Tan founded Vickers in 2005 and is the Chairman of the investment committee for Fund V (the "Investment Committee"). He is currently actively serving on the boards of Matchmove as chairman (NAV at 9.8x entry price for Fund III) and Mainspring (NAV at 3.8x entry price for Fund IV). Tan was managing director and head of the Credit Suisse First Boston ("CSFB") group of banks in Singapore and Malaysia.

===Other activities===
Tan previously served as chairman or board member for United Eagle Airlines (China), Sunfun Info Co Ltd (China) listed in Taiwan, Media Development Authority of Singapore (Singapore, Chairman Audit Committee and Investment Committee), Singapore Polytechnic (also on Exco), Singapore Government Parliamentary Committee for Trade and Industry Resource Panel, Defence Science and Technology Agency (Singapore), SMA (Singapore-MIT) Governing Board, Singapore National Computer Board, The National University of Singapore (also member of the investment committee), Tuas Power Pte. Ltd (Singapore), Sentosa Cove Pte. Ltd. (Singapore), Majulah Connection (Singapore), the Singapore Venture Capital Association, the Singapore-Shandong Business Council and the first chairman of the Sentosa Cove Owners’ Council.

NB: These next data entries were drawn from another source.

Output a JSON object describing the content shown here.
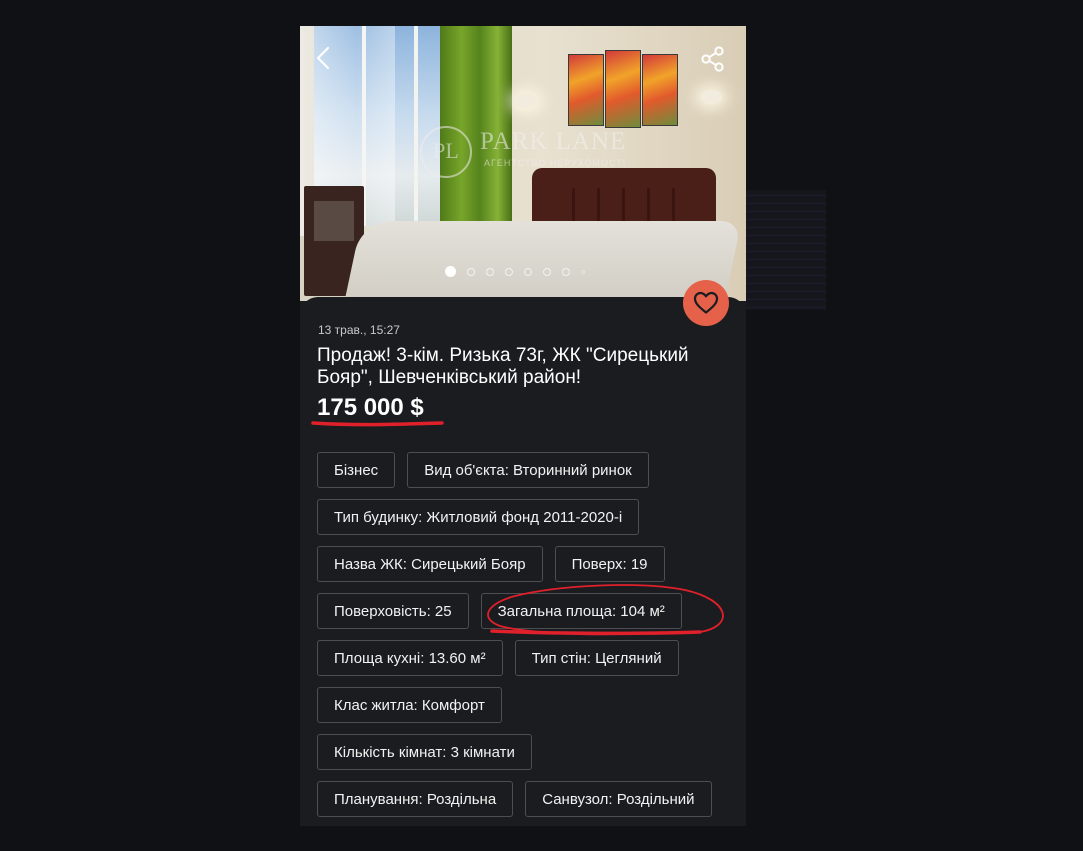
{
  "gallery": {
    "watermark_monogram": "PL",
    "watermark_title": "PARK LANE",
    "watermark_subtitle": "АГЕНТСТВО НЕРУХОМОСТІ",
    "dots_total": 8,
    "active_dot_index": 0
  },
  "listing": {
    "date": "13 трав., 15:27",
    "title": "Продаж! 3-кім. Ризька 73г, ЖК \"Сирецький Бояр\", Шевченківський район!",
    "price": "175 000 $"
  },
  "chips": [
    [
      "Бізнес",
      "Вид об'єкта: Вторинний ринок"
    ],
    [
      "Тип будинку: Житловий фонд 2011-2020-і"
    ],
    [
      "Назва ЖК: Сирецький Бояр",
      "Поверх: 19"
    ],
    [
      "Поверховість: 25",
      "Загальна площа: 104 м²"
    ],
    [
      "Площа кухні: 13.60 м²",
      "Тип стін: Цегляний"
    ],
    [
      "Клас житла: Комфорт"
    ],
    [
      "Кількість кімнат: 3 кімнати"
    ],
    [
      "Планування: Роздільна",
      "Санвузол: Роздільний"
    ]
  ],
  "icons": {
    "back": "chevron-left-icon",
    "share": "share-icon",
    "favorite": "heart-icon"
  },
  "colors": {
    "background": "#101114",
    "card": "#1b1c20",
    "favorite_button": "#e5614a",
    "annotation": "#e0202a"
  }
}
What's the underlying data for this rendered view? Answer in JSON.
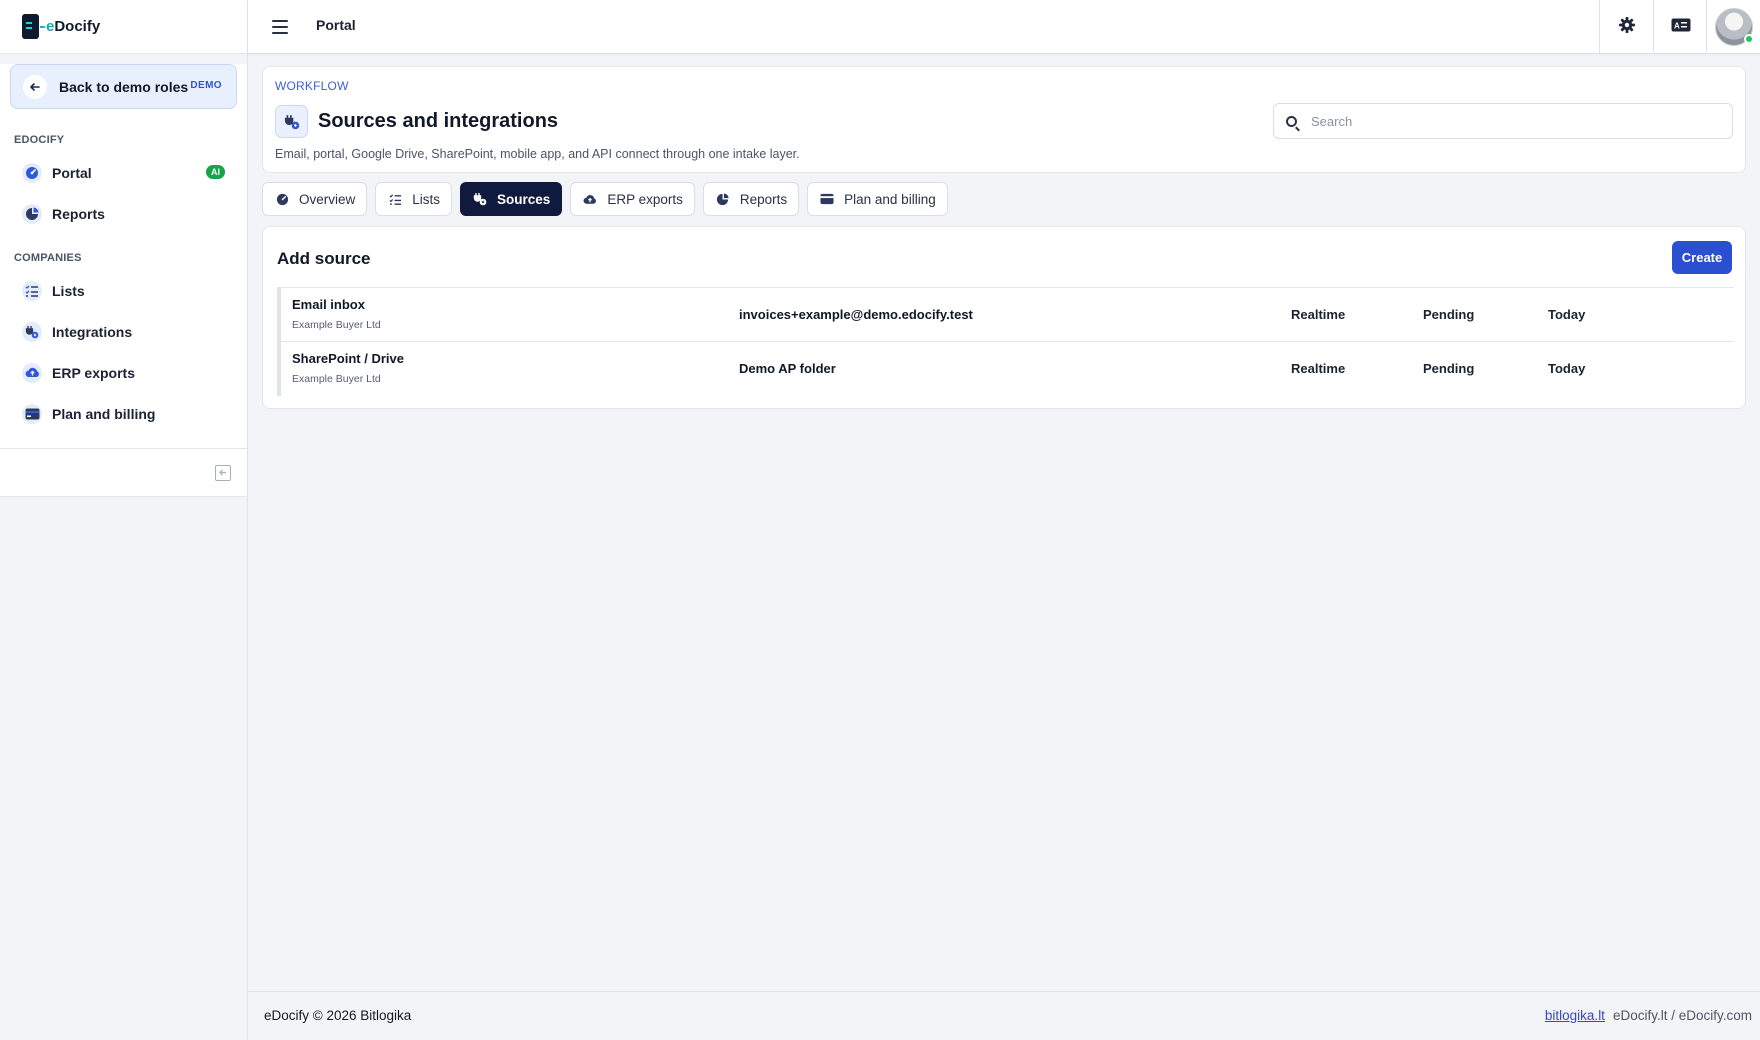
{
  "app": {
    "logo_prefix": "e",
    "logo_name": "Docify"
  },
  "sidebar": {
    "back_label": "Back to demo roles",
    "back_badge": "DEMO",
    "sections": [
      {
        "title": "EDOCIFY"
      },
      {
        "title": "COMPANIES"
      }
    ],
    "items": [
      {
        "label": "Portal",
        "badge": "AI",
        "icon": "gauge-icon"
      },
      {
        "label": "Reports",
        "icon": "pie-chart-icon"
      },
      {
        "label": "Lists",
        "icon": "list-icon"
      },
      {
        "label": "Integrations",
        "icon": "plug-icon"
      },
      {
        "label": "ERP exports",
        "icon": "cloud-upload-icon"
      },
      {
        "label": "Plan and billing",
        "icon": "credit-card-icon"
      }
    ]
  },
  "topbar": {
    "title": "Portal",
    "icons": [
      "gear-icon",
      "id-card-icon",
      "avatar"
    ]
  },
  "header": {
    "eyebrow": "WORKFLOW",
    "title": "Sources and integrations",
    "subtitle": "Email, portal, Google Drive, SharePoint, mobile app, and API connect through one intake layer.",
    "search_placeholder": "Search"
  },
  "tabs": [
    {
      "label": "Overview",
      "icon": "gauge-icon"
    },
    {
      "label": "Lists",
      "icon": "list-icon"
    },
    {
      "label": "Sources",
      "icon": "plug-icon",
      "active": true
    },
    {
      "label": "ERP exports",
      "icon": "cloud-upload-icon"
    },
    {
      "label": "Reports",
      "icon": "pie-chart-icon"
    },
    {
      "label": "Plan and billing",
      "icon": "credit-card-icon"
    }
  ],
  "sources": {
    "title": "Add source",
    "create_label": "Create",
    "rows": [
      {
        "name": "Email inbox",
        "company": "Example Buyer Ltd",
        "target": "invoices+example@demo.edocify.test",
        "mode": "Realtime",
        "status": "Pending",
        "when": "Today"
      },
      {
        "name": "SharePoint / Drive",
        "company": "Example Buyer Ltd",
        "target": "Demo AP folder",
        "mode": "Realtime",
        "status": "Pending",
        "when": "Today"
      }
    ]
  },
  "footer": {
    "brand": "eDocify",
    "copyright": "© 2026 Bitlogika",
    "link": "bitlogika.lt",
    "domains": "eDocify.lt / eDocify.com"
  },
  "colors": {
    "accent": "#2b4fd1",
    "active_tab": "#101a3f",
    "ai_badge": "#16a34a",
    "online": "#22c55e"
  }
}
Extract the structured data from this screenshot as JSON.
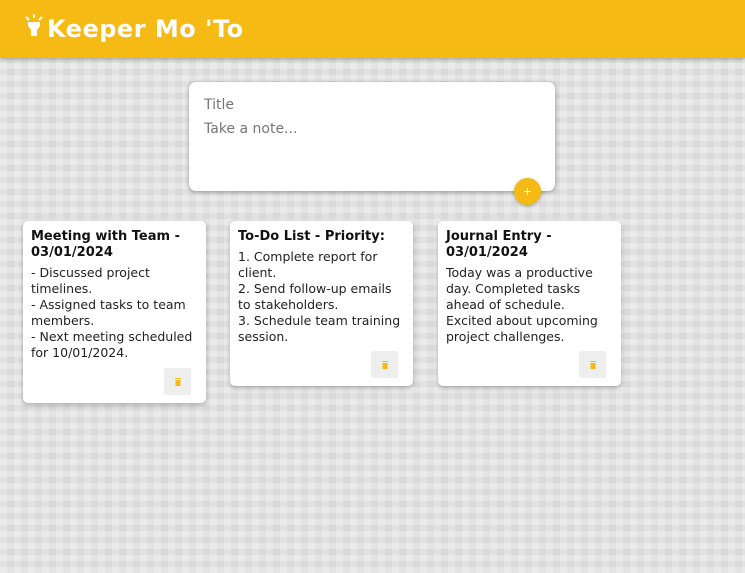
{
  "header": {
    "title": "Keeper Mo 'To",
    "logo_icon": "lightbulb-icon",
    "color": "#f5ba13"
  },
  "create_note": {
    "title_placeholder": "Title",
    "content_placeholder": "Take a note...",
    "add_label": "+",
    "add_icon": "plus-icon"
  },
  "notes": [
    {
      "title": "Meeting with Team - 03/01/2024",
      "content": "- Discussed project timelines.\n- Assigned tasks to team members.\n- Next meeting scheduled for 10/01/2024.",
      "delete_icon": "trash-icon"
    },
    {
      "title": "To-Do List - Priority:",
      "content": "1. Complete report for client.\n2. Send follow-up emails to stakeholders.\n3. Schedule team training session.",
      "delete_icon": "trash-icon"
    },
    {
      "title": "Journal Entry - 03/01/2024",
      "content": "Today was a productive day. Completed tasks ahead of schedule. Excited about upcoming project challenges.",
      "delete_icon": "trash-icon"
    }
  ]
}
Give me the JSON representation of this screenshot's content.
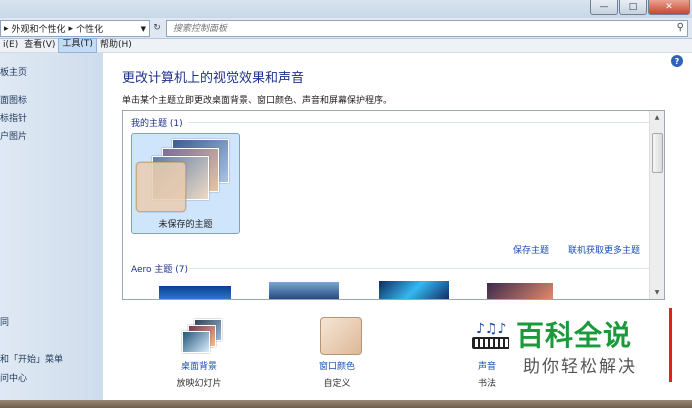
{
  "window": {
    "breadcrumb": [
      "外观和个性化",
      "个性化"
    ],
    "breadcrumb_sep": "▸",
    "search_placeholder": "搜索控制面板",
    "buttons": {
      "minimize": "—",
      "maximize": "□",
      "close": "✕"
    }
  },
  "menu": [
    "i(E)",
    "查看(V)",
    "工具(T)",
    "帮助(H)"
  ],
  "sidebar": {
    "items": [
      "板主页",
      "面图标",
      "标指针",
      "户图片",
      "同",
      "和「开始」菜单",
      "问中心"
    ]
  },
  "main": {
    "title": "更改计算机上的视觉效果和声音",
    "description": "单击某个主题立即更改桌面背景、窗口颜色、声音和屏幕保护程序。",
    "my_themes_label": "我的主题 (1)",
    "unsaved_theme": "未保存的主题",
    "save_theme": "保存主题",
    "get_more": "联机获取更多主题",
    "aero_label": "Aero 主题 (7)"
  },
  "bottom": [
    {
      "label": "桌面背景",
      "sub": "放映幻灯片"
    },
    {
      "label": "窗口颜色",
      "sub": "自定义"
    },
    {
      "label": "声音",
      "sub": "书法"
    }
  ],
  "watermark": {
    "big": "百科全说",
    "small": "助你轻松解决"
  },
  "colors": {
    "accent": "#1e3287",
    "link": "#1a4fb0",
    "selection": "#cfe5fc"
  }
}
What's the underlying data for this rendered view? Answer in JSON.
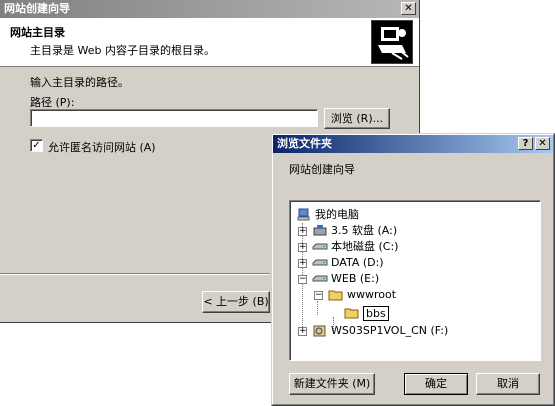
{
  "wizard": {
    "title": "网站创建向导",
    "close_glyph": "✕",
    "header_title": "网站主目录",
    "header_subtitle": "主目录是 Web 内容子目录的根目录。",
    "instruction": "输入主目录的路径。",
    "path_label": "路径 (P):",
    "path_value": "",
    "browse_button": "浏览 (R)...",
    "anon_checkbox_label": "允许匿名访问网站 (A)",
    "anon_checked": "✓",
    "back_button": "< 上一步 (B)"
  },
  "browse_dialog": {
    "title": "浏览文件夹",
    "help_glyph": "?",
    "close_glyph": "✕",
    "description": "网站创建向导",
    "tree": {
      "root": "我的电脑",
      "items": [
        {
          "label": "3.5 软盘 (A:)",
          "expander": "+"
        },
        {
          "label": "本地磁盘 (C:)",
          "expander": "+"
        },
        {
          "label": "DATA (D:)",
          "expander": "+"
        },
        {
          "label": "WEB (E:)",
          "expander": "−"
        },
        {
          "label": "wwwroot",
          "expander": "−"
        },
        {
          "label": "bbs",
          "expander": ""
        },
        {
          "label": "WS03SP1VOL_CN (F:)",
          "expander": "+"
        }
      ]
    },
    "new_folder_button": "新建文件夹 (M)",
    "ok_button": "确定",
    "cancel_button": "取消"
  }
}
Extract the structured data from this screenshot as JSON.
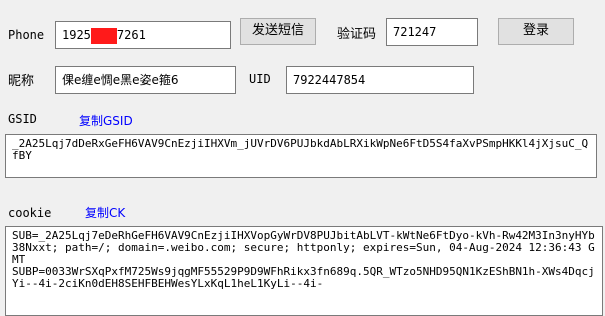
{
  "row1": {
    "phone_label": "Phone",
    "phone_prefix": "1925",
    "phone_suffix": "7261",
    "send_sms_label": "发送短信",
    "code_label": "验证码",
    "code_value": "721247",
    "login_label": "登录"
  },
  "row2": {
    "nickname_label": "昵称",
    "nickname_value": "倮e缠e惆e黑e姿e箍6",
    "uid_label": "UID",
    "uid_value": "7922447854"
  },
  "gsid": {
    "label": "GSID",
    "copy_label": "复制GSID",
    "value": "_2A25Lqj7dDeRxGeFH6VAV9CnEzjiIHXVm_jUVrDV6PUJbkdAbLRXikWpNe6FtD5S4faXvPSmpHKKl4jXjsuC_QfBY"
  },
  "cookie": {
    "label": "cookie",
    "copy_label": "复制CK",
    "value": "SUB=_2A25Lqj7eDeRhGeFH6VAV9CnEzjiIHXVopGyWrDV8PUJbitAbLVT-kWtNe6FtDyo-kVh-Rw42M3In3nyHYb38Nxxt; path=/; domain=.weibo.com; secure; httponly; expires=Sun, 04-Aug-2024 12:36:43 GMT\nSUBP=0033WrSXqPxfM725Ws9jqgMF55529P9D9WFhRikx3fn689q.5QR_WTzo5NHD95QN1KzEShBN1h-XWs4DqcjYi--4i-2ciKn0dEH8SEHFBEHWesYLxKqL1heL1KyLi--4i-"
  }
}
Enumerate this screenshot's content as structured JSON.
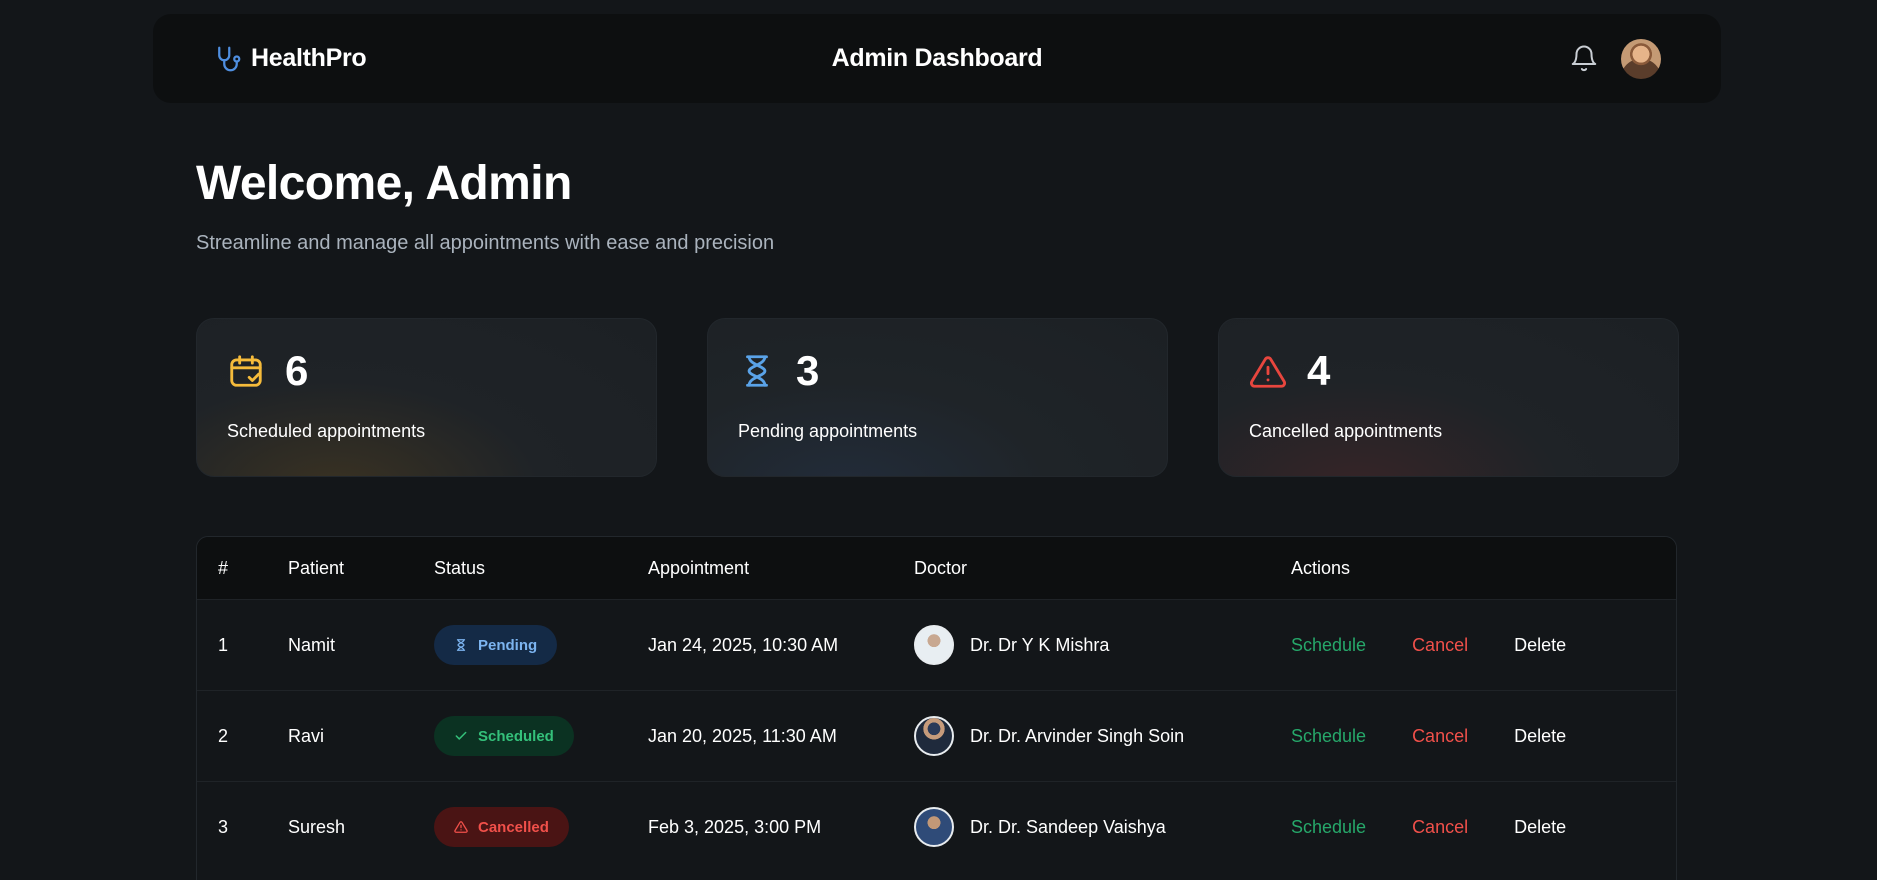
{
  "header": {
    "brand": "HealthPro",
    "title": "Admin Dashboard"
  },
  "welcome": {
    "title": "Welcome, Admin",
    "subtitle": "Streamline and manage all appointments with ease and precision"
  },
  "stats": [
    {
      "count": "6",
      "label": "Scheduled appointments",
      "icon": "calendar-check-icon",
      "color": "#f5bb3b"
    },
    {
      "count": "3",
      "label": "Pending appointments",
      "icon": "hourglass-icon",
      "color": "#5aa3e8"
    },
    {
      "count": "4",
      "label": "Cancelled appointments",
      "icon": "alert-triangle-icon",
      "color": "#e8463e"
    }
  ],
  "table": {
    "headers": [
      "#",
      "Patient",
      "Status",
      "Appointment",
      "Doctor",
      "Actions"
    ],
    "rows": [
      {
        "num": "1",
        "patient": "Namit",
        "status": "Pending",
        "appointment": "Jan 24, 2025, 10:30 AM",
        "doctor": "Dr. Dr Y K Mishra"
      },
      {
        "num": "2",
        "patient": "Ravi",
        "status": "Scheduled",
        "appointment": "Jan 20, 2025, 11:30 AM",
        "doctor": "Dr. Dr. Arvinder Singh Soin"
      },
      {
        "num": "3",
        "patient": "Suresh",
        "status": "Cancelled",
        "appointment": "Feb 3, 2025, 3:00 PM",
        "doctor": "Dr. Dr. Sandeep Vaishya"
      }
    ],
    "actions": {
      "schedule": "Schedule",
      "cancel": "Cancel",
      "delete": "Delete"
    }
  }
}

Tan served was Deputy Secretary of the Ministry of Trade and Industry, and later as Chairman of the TIF fund. In 1997, he was a member of the Economic Review Committee of Singapore and in 2002, he was part of the working group of the Economic Review Committee of Singapore.

Tan served as Deputy Chairman of the National Science and Technology Board in Singapore and was on the boards of the Life Sciences Investment Pte. Ltd. (Singapore), and the National Cancer Centre (Singapore).